Grocery delivery service Getir will lay off 2,500 workers to “increase operational efficiency.”
The Turkish company announced the job cuts — which amount to a nearly 11% reduction of its workforce — in a Tuesday (Aug. 22) announcement emailed to PYMNTS. It’s the latest sign of a slowdown in the ultrafast delivery space.
“The Getir network consists of roughly 23,000 people across five countries,” the company said in the announcement. “This number includes couriers, pickers and office employees. Regrettably, Getir intends to reduce its team and, with a heavy heart, part ways with approximately 2,500 talented employees across its markets.”
The news comes a little less than a month after Getir announced plans to exit Italy, Portugal and Spain “to focus its financial resources on existing markets where the opportunities for operational profitability and sustainable growth are stronger.”
The company said then — and reiterated Tuesday — that it will continue to operate in the United States, the United Kingdom, Germany and its home country, markets that make up 96% of its business.
At the beginning of the year, Getir seemed immune from the challenges plaguing other players in the ultrafast grocery delivery arena. That changed in April, following reports — which the company dismissed as false — that Getir’s most recent fundraise had reduced Getir’s valuation by nearly half, from $12 billion last year down to $6.5 billion.
“Ultrafast delivery, which seemed so promising to many in 2021, when it appeared to some that there was no limit to consumers’ shift to on-demand fulfillment prompted by the pandemic, has not fared well in recent years,” PYMNTS wrote last month after DoorDash ended its ultrafast pilot program in New York City. “The year 2022 saw layoffs, exits from certain markets, and shutdowns of many players that were rapidly expanding the year prior, and those challenges have continued through this year.”

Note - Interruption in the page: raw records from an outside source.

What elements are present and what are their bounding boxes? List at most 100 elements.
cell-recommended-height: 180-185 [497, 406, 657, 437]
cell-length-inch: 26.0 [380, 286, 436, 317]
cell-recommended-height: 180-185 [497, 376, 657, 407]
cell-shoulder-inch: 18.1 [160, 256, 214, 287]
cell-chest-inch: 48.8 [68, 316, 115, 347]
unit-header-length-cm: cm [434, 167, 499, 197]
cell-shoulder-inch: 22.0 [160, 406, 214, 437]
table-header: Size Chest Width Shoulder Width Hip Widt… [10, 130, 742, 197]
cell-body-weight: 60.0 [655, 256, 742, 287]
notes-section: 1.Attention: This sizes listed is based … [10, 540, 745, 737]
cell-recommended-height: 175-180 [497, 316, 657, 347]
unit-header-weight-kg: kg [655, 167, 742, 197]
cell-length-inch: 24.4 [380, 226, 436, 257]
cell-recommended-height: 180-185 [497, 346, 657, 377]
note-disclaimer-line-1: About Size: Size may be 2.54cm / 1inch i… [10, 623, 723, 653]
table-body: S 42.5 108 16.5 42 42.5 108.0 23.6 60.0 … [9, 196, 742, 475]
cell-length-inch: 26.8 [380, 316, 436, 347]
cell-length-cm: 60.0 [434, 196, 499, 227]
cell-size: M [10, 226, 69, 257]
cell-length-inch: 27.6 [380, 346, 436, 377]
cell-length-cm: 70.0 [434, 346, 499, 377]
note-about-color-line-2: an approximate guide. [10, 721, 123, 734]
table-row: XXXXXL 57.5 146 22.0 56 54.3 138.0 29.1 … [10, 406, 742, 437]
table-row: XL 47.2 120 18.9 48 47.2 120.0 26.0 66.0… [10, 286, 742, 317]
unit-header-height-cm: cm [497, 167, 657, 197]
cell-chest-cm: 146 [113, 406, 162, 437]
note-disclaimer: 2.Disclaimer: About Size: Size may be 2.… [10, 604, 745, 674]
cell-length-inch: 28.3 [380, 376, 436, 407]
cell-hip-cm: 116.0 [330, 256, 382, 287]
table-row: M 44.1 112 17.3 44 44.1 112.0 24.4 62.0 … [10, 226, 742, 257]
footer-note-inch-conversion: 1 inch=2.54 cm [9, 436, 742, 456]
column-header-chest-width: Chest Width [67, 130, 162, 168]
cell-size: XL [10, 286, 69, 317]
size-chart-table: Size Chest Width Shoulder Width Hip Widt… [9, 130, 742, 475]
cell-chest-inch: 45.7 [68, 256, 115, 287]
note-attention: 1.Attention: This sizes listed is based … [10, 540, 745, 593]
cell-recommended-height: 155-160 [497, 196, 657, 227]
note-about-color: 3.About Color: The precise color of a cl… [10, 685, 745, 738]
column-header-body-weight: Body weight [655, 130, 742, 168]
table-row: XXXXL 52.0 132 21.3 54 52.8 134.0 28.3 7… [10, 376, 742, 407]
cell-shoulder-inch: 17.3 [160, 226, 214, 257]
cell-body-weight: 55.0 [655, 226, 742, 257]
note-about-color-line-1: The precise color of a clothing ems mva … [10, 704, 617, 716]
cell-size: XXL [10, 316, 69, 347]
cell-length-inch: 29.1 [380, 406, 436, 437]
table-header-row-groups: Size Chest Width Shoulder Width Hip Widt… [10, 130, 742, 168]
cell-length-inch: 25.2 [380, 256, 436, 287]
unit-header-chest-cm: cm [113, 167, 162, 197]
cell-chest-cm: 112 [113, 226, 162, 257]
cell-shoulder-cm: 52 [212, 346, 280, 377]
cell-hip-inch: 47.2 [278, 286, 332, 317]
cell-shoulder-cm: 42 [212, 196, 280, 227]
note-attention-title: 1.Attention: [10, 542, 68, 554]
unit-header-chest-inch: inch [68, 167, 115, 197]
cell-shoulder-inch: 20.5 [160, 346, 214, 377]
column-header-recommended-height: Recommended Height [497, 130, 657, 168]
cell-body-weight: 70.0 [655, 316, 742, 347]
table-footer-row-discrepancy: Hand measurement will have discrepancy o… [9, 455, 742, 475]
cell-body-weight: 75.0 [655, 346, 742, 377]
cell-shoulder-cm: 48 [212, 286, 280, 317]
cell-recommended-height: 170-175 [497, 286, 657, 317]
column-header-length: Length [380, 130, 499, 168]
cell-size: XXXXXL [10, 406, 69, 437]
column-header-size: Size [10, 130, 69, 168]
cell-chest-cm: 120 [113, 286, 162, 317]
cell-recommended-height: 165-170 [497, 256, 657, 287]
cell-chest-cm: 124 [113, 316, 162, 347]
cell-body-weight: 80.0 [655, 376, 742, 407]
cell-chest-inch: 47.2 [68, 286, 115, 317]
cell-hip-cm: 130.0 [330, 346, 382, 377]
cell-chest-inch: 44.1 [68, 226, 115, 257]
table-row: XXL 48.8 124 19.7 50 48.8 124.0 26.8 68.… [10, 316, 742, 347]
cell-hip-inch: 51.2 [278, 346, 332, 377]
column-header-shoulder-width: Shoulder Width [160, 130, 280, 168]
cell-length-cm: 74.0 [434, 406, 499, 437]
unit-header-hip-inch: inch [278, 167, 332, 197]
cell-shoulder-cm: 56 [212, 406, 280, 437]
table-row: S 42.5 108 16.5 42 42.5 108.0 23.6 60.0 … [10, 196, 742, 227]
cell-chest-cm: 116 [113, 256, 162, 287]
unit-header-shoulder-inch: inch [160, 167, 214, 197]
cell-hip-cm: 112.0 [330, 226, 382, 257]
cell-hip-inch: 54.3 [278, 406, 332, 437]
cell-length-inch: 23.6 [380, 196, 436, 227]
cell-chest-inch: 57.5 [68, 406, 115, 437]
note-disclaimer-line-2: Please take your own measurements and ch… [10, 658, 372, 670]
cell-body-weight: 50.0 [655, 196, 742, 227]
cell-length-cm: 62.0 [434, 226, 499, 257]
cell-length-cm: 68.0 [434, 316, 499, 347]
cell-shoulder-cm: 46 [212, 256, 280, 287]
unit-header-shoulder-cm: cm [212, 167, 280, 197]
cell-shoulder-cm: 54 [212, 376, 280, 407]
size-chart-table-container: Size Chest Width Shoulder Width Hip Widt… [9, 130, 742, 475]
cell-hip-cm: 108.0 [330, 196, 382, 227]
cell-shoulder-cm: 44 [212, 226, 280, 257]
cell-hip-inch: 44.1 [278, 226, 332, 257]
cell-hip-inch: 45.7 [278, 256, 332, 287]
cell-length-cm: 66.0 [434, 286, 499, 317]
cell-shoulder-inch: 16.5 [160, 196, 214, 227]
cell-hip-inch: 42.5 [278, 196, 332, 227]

Fueling these challenges — at least in the U.S. — is a consumer base that is more interested in eCommerce fulfillment channels that balance convenience and value than in spending on high-labor-cost channels like on-demand delivery.
Research from PYMNTS’ study “12 Months of the ConnectedEconomy™: 33,000 Consumers on Digital’s Role in Their Everyday Lives,” found that 41% of consumers reported purchasing groceries online for curbside pickup in the prior month. By contrast, a substantially lower 34% ordered groceries online from an on-demand delivery aggregator like Instacart or from grocers’ same-day delivery services.